Sunday, February 21, 2010

Shadow of Chinatown (1936), Robert F Hill.

 
Sonya Rokoff, a Caucasian retailer who is angry that Chinese merchants are selling more goods than she is for less money, yet who for some reason enjoys dressing in traditional Chinese clothes, cringes as Victor Poten gleefully offs another victim.  I know:  what!?

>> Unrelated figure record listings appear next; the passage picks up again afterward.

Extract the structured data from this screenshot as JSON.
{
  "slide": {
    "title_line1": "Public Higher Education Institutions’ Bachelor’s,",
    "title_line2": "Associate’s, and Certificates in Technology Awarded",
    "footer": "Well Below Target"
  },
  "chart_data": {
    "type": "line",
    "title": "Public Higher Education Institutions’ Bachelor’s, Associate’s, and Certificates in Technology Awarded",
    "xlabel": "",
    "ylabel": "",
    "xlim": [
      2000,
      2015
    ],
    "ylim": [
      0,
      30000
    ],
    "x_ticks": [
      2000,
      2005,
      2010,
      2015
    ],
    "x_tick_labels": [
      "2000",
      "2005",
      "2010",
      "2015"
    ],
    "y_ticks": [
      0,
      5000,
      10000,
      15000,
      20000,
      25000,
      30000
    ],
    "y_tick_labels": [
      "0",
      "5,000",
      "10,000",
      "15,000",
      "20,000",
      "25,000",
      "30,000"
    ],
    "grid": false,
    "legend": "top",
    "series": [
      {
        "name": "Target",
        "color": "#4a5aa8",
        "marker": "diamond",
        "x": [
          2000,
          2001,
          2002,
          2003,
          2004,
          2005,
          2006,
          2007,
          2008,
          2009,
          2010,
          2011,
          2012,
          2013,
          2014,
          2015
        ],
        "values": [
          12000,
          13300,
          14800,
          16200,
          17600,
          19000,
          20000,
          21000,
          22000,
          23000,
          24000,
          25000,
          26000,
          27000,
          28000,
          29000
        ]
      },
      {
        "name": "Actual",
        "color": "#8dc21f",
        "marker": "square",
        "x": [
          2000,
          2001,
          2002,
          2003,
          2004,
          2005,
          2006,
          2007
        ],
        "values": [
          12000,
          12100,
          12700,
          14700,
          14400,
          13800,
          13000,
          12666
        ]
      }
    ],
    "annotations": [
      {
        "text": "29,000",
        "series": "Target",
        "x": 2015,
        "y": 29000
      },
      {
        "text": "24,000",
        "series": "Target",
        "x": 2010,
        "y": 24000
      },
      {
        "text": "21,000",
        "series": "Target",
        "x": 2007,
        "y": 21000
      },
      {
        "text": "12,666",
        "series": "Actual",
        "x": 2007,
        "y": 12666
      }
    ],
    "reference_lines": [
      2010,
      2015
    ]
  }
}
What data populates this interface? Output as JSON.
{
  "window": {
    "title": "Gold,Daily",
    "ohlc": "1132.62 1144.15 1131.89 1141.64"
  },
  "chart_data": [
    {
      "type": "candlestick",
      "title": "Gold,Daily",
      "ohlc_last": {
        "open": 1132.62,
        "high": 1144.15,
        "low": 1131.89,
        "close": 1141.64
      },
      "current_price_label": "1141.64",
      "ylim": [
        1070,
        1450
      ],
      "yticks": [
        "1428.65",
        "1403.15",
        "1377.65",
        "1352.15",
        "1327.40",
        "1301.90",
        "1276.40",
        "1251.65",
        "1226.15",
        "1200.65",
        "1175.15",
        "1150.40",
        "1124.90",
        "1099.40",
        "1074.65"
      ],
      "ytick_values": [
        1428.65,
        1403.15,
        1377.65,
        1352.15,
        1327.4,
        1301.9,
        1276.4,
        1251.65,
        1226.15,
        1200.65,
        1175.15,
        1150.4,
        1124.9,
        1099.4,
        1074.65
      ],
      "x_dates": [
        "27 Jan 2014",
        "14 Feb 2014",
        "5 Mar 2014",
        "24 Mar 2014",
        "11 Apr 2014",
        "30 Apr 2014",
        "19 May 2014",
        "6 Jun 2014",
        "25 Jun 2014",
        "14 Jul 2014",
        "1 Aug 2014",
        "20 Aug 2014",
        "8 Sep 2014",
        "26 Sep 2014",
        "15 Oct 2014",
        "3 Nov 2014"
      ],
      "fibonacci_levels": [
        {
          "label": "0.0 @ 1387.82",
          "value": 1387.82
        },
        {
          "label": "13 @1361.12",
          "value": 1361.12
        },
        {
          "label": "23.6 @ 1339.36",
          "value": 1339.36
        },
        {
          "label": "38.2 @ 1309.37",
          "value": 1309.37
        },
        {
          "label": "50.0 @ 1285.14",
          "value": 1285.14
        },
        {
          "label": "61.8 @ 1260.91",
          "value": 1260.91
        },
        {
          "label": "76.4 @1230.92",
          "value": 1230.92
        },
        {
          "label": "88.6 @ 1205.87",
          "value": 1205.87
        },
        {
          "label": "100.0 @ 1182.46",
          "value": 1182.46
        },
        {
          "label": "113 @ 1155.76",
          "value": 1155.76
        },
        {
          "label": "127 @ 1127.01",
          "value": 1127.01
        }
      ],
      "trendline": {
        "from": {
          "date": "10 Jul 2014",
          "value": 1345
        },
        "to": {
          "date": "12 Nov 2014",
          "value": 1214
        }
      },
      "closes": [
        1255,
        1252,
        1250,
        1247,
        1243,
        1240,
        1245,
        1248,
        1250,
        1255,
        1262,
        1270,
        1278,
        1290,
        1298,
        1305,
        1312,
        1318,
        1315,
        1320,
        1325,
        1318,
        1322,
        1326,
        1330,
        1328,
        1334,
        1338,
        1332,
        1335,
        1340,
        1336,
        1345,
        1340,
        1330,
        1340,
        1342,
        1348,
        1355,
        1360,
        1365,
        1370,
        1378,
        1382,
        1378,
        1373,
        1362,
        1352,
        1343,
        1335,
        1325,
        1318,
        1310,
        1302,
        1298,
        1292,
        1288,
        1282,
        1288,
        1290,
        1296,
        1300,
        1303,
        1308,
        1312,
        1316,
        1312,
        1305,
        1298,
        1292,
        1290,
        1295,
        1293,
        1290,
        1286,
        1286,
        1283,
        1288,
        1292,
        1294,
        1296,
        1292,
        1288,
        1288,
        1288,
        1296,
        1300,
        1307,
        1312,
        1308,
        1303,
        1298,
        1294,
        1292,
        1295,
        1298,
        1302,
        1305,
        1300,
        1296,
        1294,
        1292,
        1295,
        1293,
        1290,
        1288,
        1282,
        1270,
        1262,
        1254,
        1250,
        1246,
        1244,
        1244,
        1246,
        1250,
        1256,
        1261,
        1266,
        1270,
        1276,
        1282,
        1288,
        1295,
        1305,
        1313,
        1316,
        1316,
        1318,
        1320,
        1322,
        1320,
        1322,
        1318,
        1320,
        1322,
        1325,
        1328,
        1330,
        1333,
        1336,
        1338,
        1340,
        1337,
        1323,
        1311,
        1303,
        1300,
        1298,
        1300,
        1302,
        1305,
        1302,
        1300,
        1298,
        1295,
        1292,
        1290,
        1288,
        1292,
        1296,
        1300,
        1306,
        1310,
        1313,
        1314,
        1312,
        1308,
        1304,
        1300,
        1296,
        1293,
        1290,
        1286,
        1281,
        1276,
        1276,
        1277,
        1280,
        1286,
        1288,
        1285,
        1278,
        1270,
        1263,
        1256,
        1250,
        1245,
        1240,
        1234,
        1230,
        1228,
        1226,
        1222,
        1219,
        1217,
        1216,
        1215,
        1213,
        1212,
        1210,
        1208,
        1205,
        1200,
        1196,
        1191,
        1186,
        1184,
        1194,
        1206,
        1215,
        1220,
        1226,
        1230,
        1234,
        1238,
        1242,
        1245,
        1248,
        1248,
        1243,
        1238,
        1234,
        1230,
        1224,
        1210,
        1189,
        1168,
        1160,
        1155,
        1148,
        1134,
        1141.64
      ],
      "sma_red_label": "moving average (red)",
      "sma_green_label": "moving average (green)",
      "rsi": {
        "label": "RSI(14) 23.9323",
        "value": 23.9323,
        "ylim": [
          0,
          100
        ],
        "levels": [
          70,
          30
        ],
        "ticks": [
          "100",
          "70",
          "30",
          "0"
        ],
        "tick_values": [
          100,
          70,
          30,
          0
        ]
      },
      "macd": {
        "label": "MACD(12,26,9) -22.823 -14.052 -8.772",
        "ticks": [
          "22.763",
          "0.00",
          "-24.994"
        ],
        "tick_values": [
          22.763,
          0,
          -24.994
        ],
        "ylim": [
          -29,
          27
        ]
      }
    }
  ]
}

Entrepreneur Sonya Rokoff wants to scare the tourists out of Chinatown and put its merchants out of business, hoping her stores will rake in the sales.  She teams up with Victor Poten (Bela Lugosi), a half-Caucasian, half-Asian sadist / scientist who is happy to assist.  Lugosi employs a team of Caucasians dressed as Chinese who infiltrate Chinatown and stir up trouble, and his residence is equipped with all kinds of torture mechanisms!  Goofy adventure serial with about as much basis in reality as a Super Friends episode.  Like the Lugosi series The Return of Chandu, this serial was produced by Sam Katzman and also uses exoticism as a source of thrills and mystery, but Shadow of Chinatown is not nearly as enjoyable.  Its Caucasian hero (played by hunky athlete Herman Brix/ Bruce Bennett) is a dull author renowned for his knowledge of Chinese culture (which he admits he has learned from his houseboy Willy Fu) and the Caucasian heroine is a shrill female reporter.  The "girl reporter" is an odd trope in 30s - 40s pop culture.  She's got all the worst qualities traditionally assigned to women (talkative, pushy, overly inquisitive) and funnels them into a profession, which she happily abandons when the right guy comes around.  Jeesh!  

  
Lugosi spies on a secret meeting through a proto-TV of his own devising.